Year 4/NCE
The objective of this project is to develop technologies and approaches that will improve differentiation of stem cells into midbrain dopaminergic (DA) neurons. DA neurons are of central importance in the project, because they are the cells that are impaired in patients with Parkinson’s disease (PD). It appears that midbrain dopaminergic neurons have an enormous energy requirement, which might help explain their vulnerability to degeneration in PD. Current differentiation methods typically produce low yields of DA neurons. The methods also give variable results, and cell populations contain many types of cells. These impediments have hampered the study of disease mechanisms for PD, as well as other uses for the cells, such as drug screening and cell replacement therapy. Our strategy is to develop a novel method to introduce genes into the genome at a specific place, so we can rapidly add genes that might help in the differentiation of DA neurons. The genes we would like to add are called transcription factors, which are proteins involved in differentiation of stem cells into DA neurons. We have placed the genes for three transcription factors into a safe, active position on human chromosome 22 in the cell lines we are studying. These cells, called pluripotent stem cells, have the ability to differentiate into almost any type of cell. We are using embryonic stem cells in our study, as well as induced pluripotent stem cells (iPSC), which are similar, but are derived from adult cells, rather than an embryo. We are using iPSC derived from a PD patient, as well as iPSC from a normal person, for comparison. By forced expression of neuronal transcription factors, we may achieve more efficient and reproducible generation of DA neurons. We want to evaluate the effects of expressing different combinations of three transcription factors called Lmx1a, FoxA2, and Otx2 on DA neuronal differentiation in the context of embryonic stem cells (ESC) as the gold standard, as well as in iPSC derived from a PD patient with a severe mutation in alpha-synuclein, and in iPSC derived from a normal person without PD. Comparative functional assays of the resulting DA neurons will complete the analysis.
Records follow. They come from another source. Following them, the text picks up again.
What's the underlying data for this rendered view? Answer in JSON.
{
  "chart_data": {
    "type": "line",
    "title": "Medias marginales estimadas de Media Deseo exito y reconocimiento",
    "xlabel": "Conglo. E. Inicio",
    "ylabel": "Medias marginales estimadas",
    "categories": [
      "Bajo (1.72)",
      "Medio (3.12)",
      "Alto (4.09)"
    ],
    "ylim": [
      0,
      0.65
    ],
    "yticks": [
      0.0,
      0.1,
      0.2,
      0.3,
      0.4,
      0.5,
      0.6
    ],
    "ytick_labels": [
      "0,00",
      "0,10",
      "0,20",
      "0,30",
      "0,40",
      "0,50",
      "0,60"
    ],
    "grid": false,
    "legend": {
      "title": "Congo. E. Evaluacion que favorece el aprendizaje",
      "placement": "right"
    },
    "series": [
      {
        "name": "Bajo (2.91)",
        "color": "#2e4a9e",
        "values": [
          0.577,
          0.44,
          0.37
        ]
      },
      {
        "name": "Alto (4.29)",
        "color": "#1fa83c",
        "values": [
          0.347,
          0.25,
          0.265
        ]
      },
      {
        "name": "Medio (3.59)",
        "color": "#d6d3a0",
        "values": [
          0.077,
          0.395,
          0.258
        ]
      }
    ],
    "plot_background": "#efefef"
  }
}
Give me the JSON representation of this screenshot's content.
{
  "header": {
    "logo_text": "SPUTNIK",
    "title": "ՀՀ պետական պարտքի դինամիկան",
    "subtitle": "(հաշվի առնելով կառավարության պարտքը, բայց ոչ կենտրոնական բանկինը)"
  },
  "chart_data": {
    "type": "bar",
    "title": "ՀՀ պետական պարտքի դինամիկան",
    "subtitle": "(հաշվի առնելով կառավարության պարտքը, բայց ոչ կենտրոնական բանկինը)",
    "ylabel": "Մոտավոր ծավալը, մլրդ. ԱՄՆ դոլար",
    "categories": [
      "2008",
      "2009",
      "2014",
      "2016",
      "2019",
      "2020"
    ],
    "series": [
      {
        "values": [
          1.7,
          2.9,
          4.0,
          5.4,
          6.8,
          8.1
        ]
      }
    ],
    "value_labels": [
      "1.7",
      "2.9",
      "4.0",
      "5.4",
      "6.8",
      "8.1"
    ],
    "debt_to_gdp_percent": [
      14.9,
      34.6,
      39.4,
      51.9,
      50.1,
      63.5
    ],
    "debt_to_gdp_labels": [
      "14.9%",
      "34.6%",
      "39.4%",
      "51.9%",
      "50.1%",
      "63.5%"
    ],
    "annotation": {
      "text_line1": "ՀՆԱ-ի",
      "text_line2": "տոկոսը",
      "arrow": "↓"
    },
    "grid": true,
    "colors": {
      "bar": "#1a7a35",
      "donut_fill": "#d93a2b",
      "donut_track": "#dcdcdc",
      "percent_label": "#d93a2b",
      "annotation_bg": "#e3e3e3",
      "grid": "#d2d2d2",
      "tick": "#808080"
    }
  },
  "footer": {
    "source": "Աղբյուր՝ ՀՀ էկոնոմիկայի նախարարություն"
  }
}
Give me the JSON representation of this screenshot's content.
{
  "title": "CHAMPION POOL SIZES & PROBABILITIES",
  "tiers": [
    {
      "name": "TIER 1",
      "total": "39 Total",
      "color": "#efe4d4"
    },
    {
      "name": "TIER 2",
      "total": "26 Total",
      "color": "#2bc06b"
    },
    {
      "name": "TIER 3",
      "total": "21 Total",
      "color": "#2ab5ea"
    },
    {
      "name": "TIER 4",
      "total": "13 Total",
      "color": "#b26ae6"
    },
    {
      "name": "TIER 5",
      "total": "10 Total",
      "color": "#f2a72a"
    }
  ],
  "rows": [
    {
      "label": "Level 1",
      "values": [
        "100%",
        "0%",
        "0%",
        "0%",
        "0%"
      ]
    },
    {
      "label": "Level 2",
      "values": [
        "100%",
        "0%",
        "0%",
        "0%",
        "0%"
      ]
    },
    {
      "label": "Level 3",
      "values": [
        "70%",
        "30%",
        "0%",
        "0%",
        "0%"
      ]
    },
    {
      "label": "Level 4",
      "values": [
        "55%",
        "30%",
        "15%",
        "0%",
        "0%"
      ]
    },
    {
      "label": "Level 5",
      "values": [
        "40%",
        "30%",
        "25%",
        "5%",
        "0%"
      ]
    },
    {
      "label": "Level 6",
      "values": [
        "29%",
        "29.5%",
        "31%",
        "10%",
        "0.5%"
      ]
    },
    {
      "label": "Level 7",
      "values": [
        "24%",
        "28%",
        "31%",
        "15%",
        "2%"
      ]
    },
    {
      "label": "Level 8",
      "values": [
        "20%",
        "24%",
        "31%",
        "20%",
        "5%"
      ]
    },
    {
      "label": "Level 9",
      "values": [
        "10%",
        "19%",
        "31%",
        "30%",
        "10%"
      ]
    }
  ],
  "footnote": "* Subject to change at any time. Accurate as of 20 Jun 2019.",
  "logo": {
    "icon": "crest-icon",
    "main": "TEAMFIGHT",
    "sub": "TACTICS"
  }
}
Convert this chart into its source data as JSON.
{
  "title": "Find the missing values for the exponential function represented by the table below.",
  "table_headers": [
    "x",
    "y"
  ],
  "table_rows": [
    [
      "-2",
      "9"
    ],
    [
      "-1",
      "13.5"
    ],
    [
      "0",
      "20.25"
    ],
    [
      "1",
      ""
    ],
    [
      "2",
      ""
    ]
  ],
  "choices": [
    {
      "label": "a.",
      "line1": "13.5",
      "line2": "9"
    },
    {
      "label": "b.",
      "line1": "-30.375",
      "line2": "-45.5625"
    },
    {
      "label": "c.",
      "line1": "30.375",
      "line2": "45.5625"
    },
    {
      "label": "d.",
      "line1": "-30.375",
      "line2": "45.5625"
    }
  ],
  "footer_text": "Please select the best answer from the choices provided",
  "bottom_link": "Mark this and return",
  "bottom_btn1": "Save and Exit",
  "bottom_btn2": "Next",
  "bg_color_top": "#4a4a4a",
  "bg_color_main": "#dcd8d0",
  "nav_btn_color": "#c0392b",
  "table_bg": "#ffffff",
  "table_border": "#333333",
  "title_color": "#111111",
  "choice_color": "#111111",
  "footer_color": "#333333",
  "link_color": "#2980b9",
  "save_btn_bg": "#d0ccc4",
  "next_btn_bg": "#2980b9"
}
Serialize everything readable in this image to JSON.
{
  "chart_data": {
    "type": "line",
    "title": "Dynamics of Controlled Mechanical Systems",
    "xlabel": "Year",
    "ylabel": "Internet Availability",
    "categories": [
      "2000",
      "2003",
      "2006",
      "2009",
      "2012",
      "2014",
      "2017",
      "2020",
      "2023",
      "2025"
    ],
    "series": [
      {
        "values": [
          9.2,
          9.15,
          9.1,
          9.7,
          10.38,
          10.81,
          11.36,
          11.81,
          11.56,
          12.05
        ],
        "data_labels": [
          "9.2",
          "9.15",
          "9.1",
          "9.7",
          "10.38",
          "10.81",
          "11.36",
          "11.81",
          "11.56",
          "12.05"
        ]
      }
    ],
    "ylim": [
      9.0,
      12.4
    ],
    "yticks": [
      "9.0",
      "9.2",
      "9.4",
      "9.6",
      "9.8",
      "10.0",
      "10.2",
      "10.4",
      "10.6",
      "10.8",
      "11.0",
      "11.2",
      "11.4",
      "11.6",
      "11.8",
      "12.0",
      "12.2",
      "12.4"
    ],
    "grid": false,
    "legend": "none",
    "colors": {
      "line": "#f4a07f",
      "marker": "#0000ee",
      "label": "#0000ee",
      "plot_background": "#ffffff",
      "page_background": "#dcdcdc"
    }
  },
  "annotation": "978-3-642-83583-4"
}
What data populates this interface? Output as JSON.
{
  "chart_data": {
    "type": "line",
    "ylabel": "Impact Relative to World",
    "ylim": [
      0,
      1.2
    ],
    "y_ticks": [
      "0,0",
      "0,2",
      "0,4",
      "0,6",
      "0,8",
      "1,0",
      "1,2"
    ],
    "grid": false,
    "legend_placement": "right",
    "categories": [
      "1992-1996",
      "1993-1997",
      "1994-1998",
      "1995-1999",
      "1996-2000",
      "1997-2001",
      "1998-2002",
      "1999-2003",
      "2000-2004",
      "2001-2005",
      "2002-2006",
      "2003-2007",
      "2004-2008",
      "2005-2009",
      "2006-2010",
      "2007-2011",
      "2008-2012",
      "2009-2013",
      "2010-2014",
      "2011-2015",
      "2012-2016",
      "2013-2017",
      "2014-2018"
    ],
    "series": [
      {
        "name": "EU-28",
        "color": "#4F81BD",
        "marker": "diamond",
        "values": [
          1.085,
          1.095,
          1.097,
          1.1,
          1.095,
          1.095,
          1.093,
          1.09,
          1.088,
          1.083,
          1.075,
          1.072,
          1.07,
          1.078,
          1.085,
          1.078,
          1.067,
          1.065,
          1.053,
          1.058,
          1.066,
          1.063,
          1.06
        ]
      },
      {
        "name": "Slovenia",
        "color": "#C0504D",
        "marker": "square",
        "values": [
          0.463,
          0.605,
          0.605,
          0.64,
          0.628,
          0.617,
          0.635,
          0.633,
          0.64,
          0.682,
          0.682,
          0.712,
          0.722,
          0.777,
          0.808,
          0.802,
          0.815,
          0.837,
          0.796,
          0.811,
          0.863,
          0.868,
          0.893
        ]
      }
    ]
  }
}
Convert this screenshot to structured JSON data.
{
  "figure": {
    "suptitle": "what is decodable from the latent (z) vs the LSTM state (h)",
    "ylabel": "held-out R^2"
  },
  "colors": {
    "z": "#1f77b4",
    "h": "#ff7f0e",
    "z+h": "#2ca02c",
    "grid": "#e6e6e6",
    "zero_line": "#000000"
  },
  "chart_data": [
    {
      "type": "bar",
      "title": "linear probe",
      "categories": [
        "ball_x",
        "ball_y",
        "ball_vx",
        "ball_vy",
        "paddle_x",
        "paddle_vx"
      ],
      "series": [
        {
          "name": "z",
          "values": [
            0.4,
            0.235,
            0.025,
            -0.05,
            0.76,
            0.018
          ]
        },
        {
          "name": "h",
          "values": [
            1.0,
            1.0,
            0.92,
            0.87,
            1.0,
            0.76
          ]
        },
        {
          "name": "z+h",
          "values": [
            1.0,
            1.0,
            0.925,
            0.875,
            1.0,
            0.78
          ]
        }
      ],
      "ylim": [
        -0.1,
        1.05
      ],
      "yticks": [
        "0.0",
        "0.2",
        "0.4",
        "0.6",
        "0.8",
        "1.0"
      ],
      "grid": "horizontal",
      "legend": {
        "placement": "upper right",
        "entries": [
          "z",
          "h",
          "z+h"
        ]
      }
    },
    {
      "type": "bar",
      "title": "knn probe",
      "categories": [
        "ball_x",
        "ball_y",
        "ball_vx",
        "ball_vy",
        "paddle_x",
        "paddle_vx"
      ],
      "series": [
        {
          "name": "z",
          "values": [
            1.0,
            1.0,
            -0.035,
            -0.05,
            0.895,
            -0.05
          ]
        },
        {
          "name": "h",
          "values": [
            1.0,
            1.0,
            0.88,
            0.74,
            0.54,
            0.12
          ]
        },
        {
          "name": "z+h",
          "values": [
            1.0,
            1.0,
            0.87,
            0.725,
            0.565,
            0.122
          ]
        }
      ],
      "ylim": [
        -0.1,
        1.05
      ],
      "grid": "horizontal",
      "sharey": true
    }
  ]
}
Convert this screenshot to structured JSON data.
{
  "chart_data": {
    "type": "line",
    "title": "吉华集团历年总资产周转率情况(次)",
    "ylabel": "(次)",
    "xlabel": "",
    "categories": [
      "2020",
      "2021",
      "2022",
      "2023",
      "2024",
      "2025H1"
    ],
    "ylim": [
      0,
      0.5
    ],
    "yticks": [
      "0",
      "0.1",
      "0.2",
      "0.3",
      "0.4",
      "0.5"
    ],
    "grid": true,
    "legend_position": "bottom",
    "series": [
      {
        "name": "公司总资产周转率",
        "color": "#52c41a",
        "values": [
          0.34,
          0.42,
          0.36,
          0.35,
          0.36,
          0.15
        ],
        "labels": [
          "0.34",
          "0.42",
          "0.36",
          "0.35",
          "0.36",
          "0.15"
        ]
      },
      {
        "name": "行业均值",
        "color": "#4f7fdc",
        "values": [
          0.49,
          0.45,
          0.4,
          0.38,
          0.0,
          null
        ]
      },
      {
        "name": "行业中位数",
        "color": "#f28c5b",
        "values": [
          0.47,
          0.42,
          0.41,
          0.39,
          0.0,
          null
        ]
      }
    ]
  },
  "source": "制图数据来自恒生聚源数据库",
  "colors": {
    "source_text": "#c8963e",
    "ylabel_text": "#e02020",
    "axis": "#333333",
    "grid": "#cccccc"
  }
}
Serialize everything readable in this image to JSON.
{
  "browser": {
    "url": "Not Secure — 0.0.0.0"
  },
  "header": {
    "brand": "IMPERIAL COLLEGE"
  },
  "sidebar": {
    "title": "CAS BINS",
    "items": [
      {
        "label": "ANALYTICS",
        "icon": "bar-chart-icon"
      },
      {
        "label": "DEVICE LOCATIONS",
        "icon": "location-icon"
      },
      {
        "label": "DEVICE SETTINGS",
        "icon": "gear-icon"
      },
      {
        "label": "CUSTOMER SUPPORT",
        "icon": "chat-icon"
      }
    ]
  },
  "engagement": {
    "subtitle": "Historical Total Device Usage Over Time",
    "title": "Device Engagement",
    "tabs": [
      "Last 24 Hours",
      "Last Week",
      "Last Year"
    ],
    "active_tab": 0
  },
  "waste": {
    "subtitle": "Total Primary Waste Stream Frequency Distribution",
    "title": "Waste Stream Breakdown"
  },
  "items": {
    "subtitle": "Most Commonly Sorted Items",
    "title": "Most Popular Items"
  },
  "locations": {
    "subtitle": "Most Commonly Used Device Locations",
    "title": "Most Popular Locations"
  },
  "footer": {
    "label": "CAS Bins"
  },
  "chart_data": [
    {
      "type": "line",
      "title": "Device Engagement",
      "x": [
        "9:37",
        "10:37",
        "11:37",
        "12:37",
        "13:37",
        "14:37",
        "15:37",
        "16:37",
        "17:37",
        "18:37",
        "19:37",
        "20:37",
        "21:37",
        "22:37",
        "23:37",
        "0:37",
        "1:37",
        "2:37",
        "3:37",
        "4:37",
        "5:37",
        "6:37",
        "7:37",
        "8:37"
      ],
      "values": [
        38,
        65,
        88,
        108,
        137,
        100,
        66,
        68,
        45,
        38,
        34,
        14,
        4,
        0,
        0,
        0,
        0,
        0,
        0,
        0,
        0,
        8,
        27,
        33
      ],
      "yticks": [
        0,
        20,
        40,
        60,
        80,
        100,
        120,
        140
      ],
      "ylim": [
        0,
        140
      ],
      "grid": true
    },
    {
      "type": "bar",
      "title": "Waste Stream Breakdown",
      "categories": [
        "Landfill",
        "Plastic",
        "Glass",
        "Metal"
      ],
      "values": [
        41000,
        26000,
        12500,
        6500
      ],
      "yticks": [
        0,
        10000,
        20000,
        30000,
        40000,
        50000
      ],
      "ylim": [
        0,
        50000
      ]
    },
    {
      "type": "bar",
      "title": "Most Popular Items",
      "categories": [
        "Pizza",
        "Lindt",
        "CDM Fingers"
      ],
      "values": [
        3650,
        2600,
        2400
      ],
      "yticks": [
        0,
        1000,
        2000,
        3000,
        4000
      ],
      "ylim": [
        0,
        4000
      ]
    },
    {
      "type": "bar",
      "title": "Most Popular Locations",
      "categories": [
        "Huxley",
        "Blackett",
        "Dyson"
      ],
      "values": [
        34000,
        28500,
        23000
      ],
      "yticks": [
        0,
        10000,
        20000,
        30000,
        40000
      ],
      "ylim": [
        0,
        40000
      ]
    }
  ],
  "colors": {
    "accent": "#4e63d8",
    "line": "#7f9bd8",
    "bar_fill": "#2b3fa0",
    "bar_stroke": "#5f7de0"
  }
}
To date, this project created a novel technology for modifying the genome. The strategy developed out of the one that we originally proposed, but contains several innovations that make it more powerful and useful. The new methodology, called DICE for Dual Integrase Cassette Exchange, allowed us to generate “master” or recipient cell lines for ESC, normal iPSC, and PD iPSC. These recipient cell lines contain a “landing pad” placed into a newly-identified actively-expressed location on human chromosome 22 called H11 that permits robust expression of genes placed into it. We then generated a series of cell lines by “cassette exchange” at the H11 locus. In cassette exchange, the new genes we want to add take the place of the landing pad we originally put into the cells. Cassette exchange is a good way to introduce various genes into the same place in the chromosomes.
We created cell lines expressing three neuronal transcription factors suspected to be involved in DA neuronal differentiation, in all pair-wise combinations, including lines with expression of all three factors, and negative control lines with no transcription factors added. This collection of modified human pluripotent stem cell lines is being used to study neural differentiation. The modified ESC were used to form embryoid bodies, which are spherical aggregations of stem cells similar to an embryo that are favorable for producing differentiated cells. We found that the embyroid bodies underwent a rapid process of spontaneous differentiation into DA neurons. The differentiation was stimulated in the cells that expressed inserted transcription factors, and some combinations of transcription factors were better than others in bringing about DA neuronal differentiation. We obtained the best differentiation in the lines that expressed the LMX1A and OTX2 transcription factors. In continuing studies, we will analyze functional properties of the differentiated DA neurons, with special emphasis on disease-related features of the cells derived from PD iPSC.